Eroğlu stressed the importance of waging biological warfare against the virulent tick population, saying, “Biological control of ticks with natural agents is more effective in wiping out ticks than chemicals like pesticides that are harmful to the environment.”
Meanwhile, a scientific team funded by the Ministry of Health and the Scientific and Technological Research Council of Turkey (TÜBITAK) has developed a vaccine against the deadly CCHF.
Aykut Özdarendeli, who heads the scientific team and is an instructor at Erciyes University’s Faculty of Medicine, said they successfully tested the vaccine on mice and are preparing to test it on humans as soon as the team gets positive results from toxicity tests. Three doses of the vaccine given to the mice resulted in an 80 percent protection rate, Özdarendeli said, adding that studies to develop a vaccine began in 2005.

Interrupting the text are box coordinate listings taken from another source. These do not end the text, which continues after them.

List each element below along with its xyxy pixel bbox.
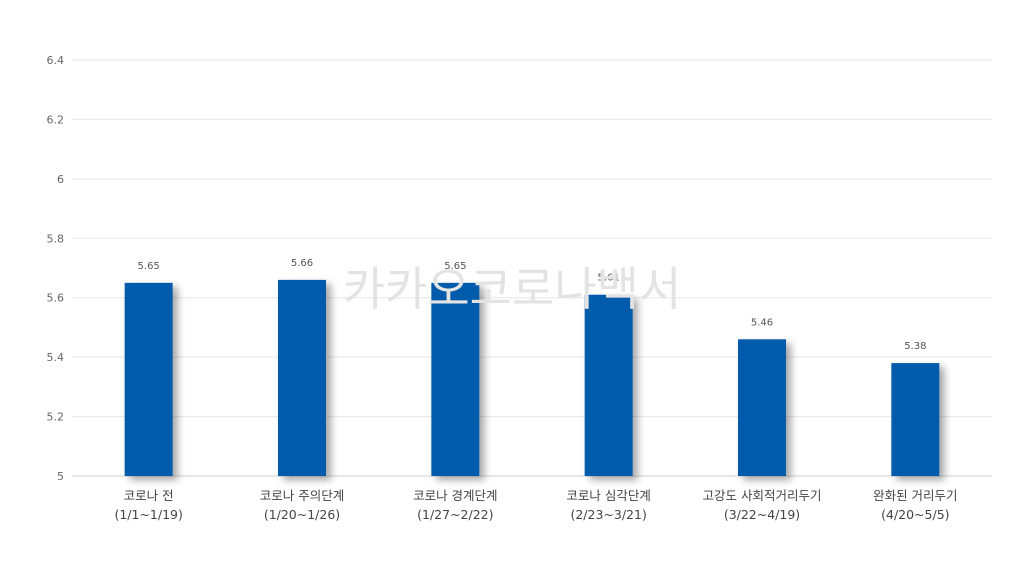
- watermark: 카카오코로나백서: [343, 262, 682, 316]
- category-label: 코로나 전: [124, 488, 174, 503]
- y-tick-label: 5.4: [47, 351, 65, 364]
- category-date-range: (2/23~3/21): [570, 507, 646, 522]
- category-date-range: (1/27~2/22): [417, 507, 493, 522]
- data-labels: 5.65 5.66 5.65 5.61 5.46 5.38: [138, 258, 927, 352]
- category-label: 완화된 거리두기: [873, 488, 957, 503]
- category-label: 고강도 사회적거리두기: [703, 488, 822, 503]
- category-date-range: (1/1~1/19): [114, 507, 182, 522]
- y-tick-label: 5.2: [47, 411, 65, 424]
- data-label: 5.46: [751, 317, 773, 328]
- y-tick-label: 6.2: [47, 113, 65, 126]
- y-tick-label: 5: [57, 470, 64, 483]
- y-axis-ticks: 5 5.2 5.4 5.6 5.8 6 6.2 6.4: [47, 54, 65, 483]
- data-label: 5.65: [444, 261, 466, 272]
- category-date-range: (1/20~1/26): [264, 507, 340, 522]
- category-label: 코로나 주의단계: [260, 488, 344, 503]
- bar: [891, 363, 940, 476]
- category-date-range: (4/20~5/5): [881, 507, 949, 522]
- category-label: 코로나 경계단계: [413, 488, 497, 503]
- bars: [124, 279, 940, 476]
- data-label: 5.61: [598, 273, 620, 284]
- y-tick-label: 5.8: [47, 232, 65, 245]
- category-date-range: (3/22~4/19): [724, 507, 800, 522]
- bar: [124, 282, 173, 476]
- gridlines: [72, 59, 992, 477]
- y-tick-label: 5.6: [47, 292, 65, 305]
- bar: [584, 294, 633, 476]
- y-tick-label: 6: [57, 173, 64, 186]
- bar: [278, 279, 326, 476]
- x-axis-categories: 코로나 전 (1/1~1/19) 코로나 주의단계 (1/20~1/26) 코로나 경계…: [114, 488, 957, 522]
- y-tick-label: 6.4: [47, 54, 65, 67]
- category-label: 코로나 심각단계: [566, 488, 650, 503]
- data-label: 5.38: [904, 341, 926, 352]
- data-label: 5.65: [138, 261, 160, 272]
- bar: [431, 282, 480, 476]
- bar: [738, 339, 786, 476]
- data-label: 5.66: [291, 258, 313, 269]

The CCHF has claimed nine lives in Turkey over the past three weeks. The disease, which has a mortality rate of about 30 percent, causes hemorrhaging, high fever, muscle pain and vomiting. It mainly affects farm and slaughterhouse workers in the countryside in the Central Anatolia and Black Sea regions. The disease is normally transmitted through bites from infected ticks or via direct contact with infected blood and tissue in livestock.